La simultanéité du risque épidémique et de la crise politique constitue un terreau spécifique pour une collaboration singulière entre l’homme et le virus. A cet assemblage spécifique il manque un catalyseur, un réactif pour filer la métaphore de laboratoire. Ce catalyseur c’est l’habitude prise par les élites nationales de ne pas s’adresser aux populations comme à une somme d’individus pensant et agissant et de limiter la communication sur l’épidémie à ceux en mesure de converser en français.

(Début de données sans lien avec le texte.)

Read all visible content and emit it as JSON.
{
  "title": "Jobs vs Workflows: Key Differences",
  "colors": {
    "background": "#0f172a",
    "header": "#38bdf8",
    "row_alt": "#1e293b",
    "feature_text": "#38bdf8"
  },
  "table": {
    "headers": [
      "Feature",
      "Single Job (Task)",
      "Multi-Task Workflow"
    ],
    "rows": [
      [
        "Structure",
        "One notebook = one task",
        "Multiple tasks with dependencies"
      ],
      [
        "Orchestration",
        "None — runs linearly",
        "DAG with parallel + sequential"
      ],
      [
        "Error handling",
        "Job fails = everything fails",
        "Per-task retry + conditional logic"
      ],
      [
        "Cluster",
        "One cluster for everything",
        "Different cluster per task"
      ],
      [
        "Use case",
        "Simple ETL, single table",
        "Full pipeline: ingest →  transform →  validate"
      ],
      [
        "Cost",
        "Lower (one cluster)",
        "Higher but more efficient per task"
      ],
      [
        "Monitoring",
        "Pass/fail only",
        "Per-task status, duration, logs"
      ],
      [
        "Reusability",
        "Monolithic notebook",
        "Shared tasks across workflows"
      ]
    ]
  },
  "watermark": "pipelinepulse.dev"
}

La grande majorité des Guinéens locuteurs du malinké, soussou ou pulaar (pour ne citer que les langues nationales majoritaires) ne sont jamais les destinataires de messages de spécialistes en mesure, avec des mots simples, de rappeler ce qu’on sait, et ce qu’on ne sait pas sur le virus, et les meilleurs moyens de s’en protéger. Au-lieu de cela, la communication (aussi pertinente soit-elle sur le fond) se cantonne aux médias francophones, laissant la porte ouverte pour la majorité de la population à une interprétation nécessairement politique des modalités de lutte contre l’épidémie.

On retrouve ici les caractéristiques de la riposte contre l’épidémie de fièvre hémorragique à Virus Ebola, où la reconnaissance des affects de la population comme de ses capacités cognitives ont longtemps été ignorés. Prendre soin de sa population exige pourtant de la reconnaître.